DEAR CHROMA, WHAT THE FUCK WAS THAT?
I have a legal research system. 105,904 documents. Colorado statutes, case law, the works. It was beautiful. Until I tried to open the database from a different machine.
chromadb.errors.InvalidCollectionException
That’s it. No warning. No "this was written by a different version." Just an opaque error that means your data is now a brick.
The Toy Infrastructure Problem
We are living in an era where we've mistaken "cool demos" for "stable infrastructure." ChromaDB is a perfect example. Between version 0.4 and 1.5, the HNSW binary format changed silently. There is no migration path. There is no "run this script to upgrade."
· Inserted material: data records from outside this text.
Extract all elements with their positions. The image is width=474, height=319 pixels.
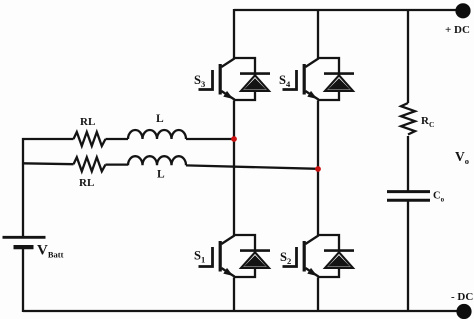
S1 body bar	[219, 241, 222, 272]
transistor S4 (IGBT)	[283, 58, 340, 100]
S3 emitter arrowhead	[223, 91, 233, 99]
S4 body bar	[303, 64, 306, 95]
diode D1 cathode bar	[240, 249, 270, 252]
svg-text:- DC: - DC	[451, 291, 473, 303]
node A (junction red dot, leg1)	[231, 136, 237, 142]
wire: left battery branch vertical	[22, 138, 24, 236]
S3 body bar	[219, 64, 222, 95]
wire: branch2 left segment	[22, 162, 74, 165]
wire: S3 collector bend	[234, 58, 255, 76]
capacitor Co top plate	[387, 190, 430, 193]
battery V_Batt negative plate	[14, 245, 34, 249]
wire: S2 collector bend	[318, 235, 339, 253]
diode D3 cathode bar	[240, 72, 270, 75]
diode D3 triangle outline	[241, 75, 269, 91]
-DC terminal	[456, 304, 471, 319]
wire: S3 emitter bend	[234, 90, 255, 100]
diode D4 (freewheeling, antiparallel with S4)	[324, 74, 354, 91]
wire: S1 collector bend	[234, 235, 255, 253]
wire: branch2 right segment to node B	[186, 165, 318, 168]
diode D2 triangle fill	[328, 255, 350, 266]
resistor RL (branch1)	[74, 132, 106, 146]
diode D4 cathode bar	[324, 72, 354, 75]
S2 gate lead and gate bar	[283, 247, 297, 267]
wire: S1 emitter bend	[234, 267, 255, 277]
+DC terminal	[455, 3, 470, 18]
wire: branch1 left segment	[22, 138, 74, 140]
diode D4 triangle outline	[325, 75, 353, 91]
wire: S4 collector bend	[318, 58, 339, 76]
wire: output leg Rc to capacitor	[407, 136, 409, 191]
svg-text:RL: RL	[79, 177, 94, 189]
wire: bottom DC bus	[23, 310, 464, 312]
wire: S2 emitter bend	[318, 267, 339, 277]
S2 collector stroke	[305, 235, 318, 244]
capacitor Co bottom plate	[387, 199, 430, 202]
wire: branch1 mid segment	[106, 138, 129, 140]
resistor RL (branch2)	[74, 157, 106, 171]
S2 emitter arrowhead	[307, 268, 317, 276]
svg-text:L: L	[157, 169, 165, 181]
S2 emitter stroke	[305, 268, 318, 277]
wire: branch1 right segment to node A	[186, 138, 234, 140]
S3 gate lead and gate bar	[199, 70, 213, 90]
S2 body bar	[303, 241, 306, 272]
S1 emitter stroke	[221, 268, 234, 277]
wire: output leg top (bus to Rc)	[407, 9, 409, 103]
diode D3 triangle fill	[244, 78, 266, 89]
S1 emitter arrowhead	[223, 268, 233, 276]
S3 emitter stroke	[221, 91, 234, 100]
S4 gate lead and gate bar	[283, 70, 297, 90]
wire: S4 emitter bend	[318, 90, 339, 100]
transistor S1 (IGBT)	[199, 235, 256, 277]
S3 collector stroke	[221, 58, 234, 67]
resistor Rc (output)	[401, 103, 415, 135]
diode D1 triangle fill	[244, 255, 266, 266]
wire: branch2 mid segment	[106, 163, 129, 165]
S1 collector stroke	[221, 235, 234, 244]
wire: leg2 S2 emitter to bottom bus	[317, 278, 319, 313]
diode D2 triangle outline	[325, 252, 353, 268]
wire: leg1 collector of S3	[233, 9, 235, 58]
S4 emitter arrowhead	[307, 91, 317, 99]
transistor S3 (IGBT)	[199, 58, 256, 100]
transistor S2 (IGBT)	[283, 235, 340, 277]
inductor L (branch1)	[128, 130, 186, 139]
svg-text:+ DC: + DC	[445, 24, 470, 36]
inductor L (branch2)	[128, 156, 186, 165]
diode D1 (freewheeling, antiparallel with S1)	[240, 251, 270, 268]
diode D2 (freewheeling, antiparallel with S2)	[324, 251, 354, 268]
node B (junction red dot, leg2)	[315, 166, 321, 172]
diode D3 (freewheeling, antiparallel with S3)	[240, 74, 270, 91]
diode D1 triangle outline	[241, 252, 269, 268]
svg-text:L: L	[156, 113, 164, 125]
wire: leg1 midsection S3 emitter to S1 collector	[233, 101, 235, 236]
wire: output leg capacitor to bottom bus	[407, 202, 409, 313]
wire: leg2 midsection S4 emitter to S2 collector	[317, 101, 319, 236]
S1 gate lead and gate bar	[199, 247, 213, 267]
S4 emitter stroke	[305, 91, 318, 100]
wire: leg1 S1 emitter to bottom bus	[233, 278, 235, 313]
diode D2 cathode bar	[324, 249, 354, 252]
diode D4 triangle fill	[328, 78, 350, 89]
wire: top DC bus	[234, 9, 463, 11]
S4 collector stroke	[305, 58, 318, 67]
svg-text:RL: RL	[80, 116, 95, 128]
wire: leg2 collector of S4	[317, 9, 319, 58]
battery V_Batt positive plate	[3, 236, 46, 239]
wire: left battery branch vertical lower	[22, 248, 24, 312]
The official industry answer? "Just re-index it."
For 100,000 documents, "just re-indexing" is 14 hours of compute. In a real database world—PostgreSQL, SQLite—this would be considered a catastrophic failure. In the vector DB world, it's just a Tuesday.
The Verdict
Vector DBs are currently toys. If a system doesn't have schema migrations and binary stability, it's not a database; it's a cache that thinks it's special.
We eventually survived this by building a decoupled embedding cache—a layer that treats the vector DB as the ephemeral consumer it actually is.
If you're actually trying to solve this version hell, see my Technical Guide: Surviving ChromaDB Versioning.
But don't let the guide fool you: we shouldn't have to build a database to protect ourselves from our database.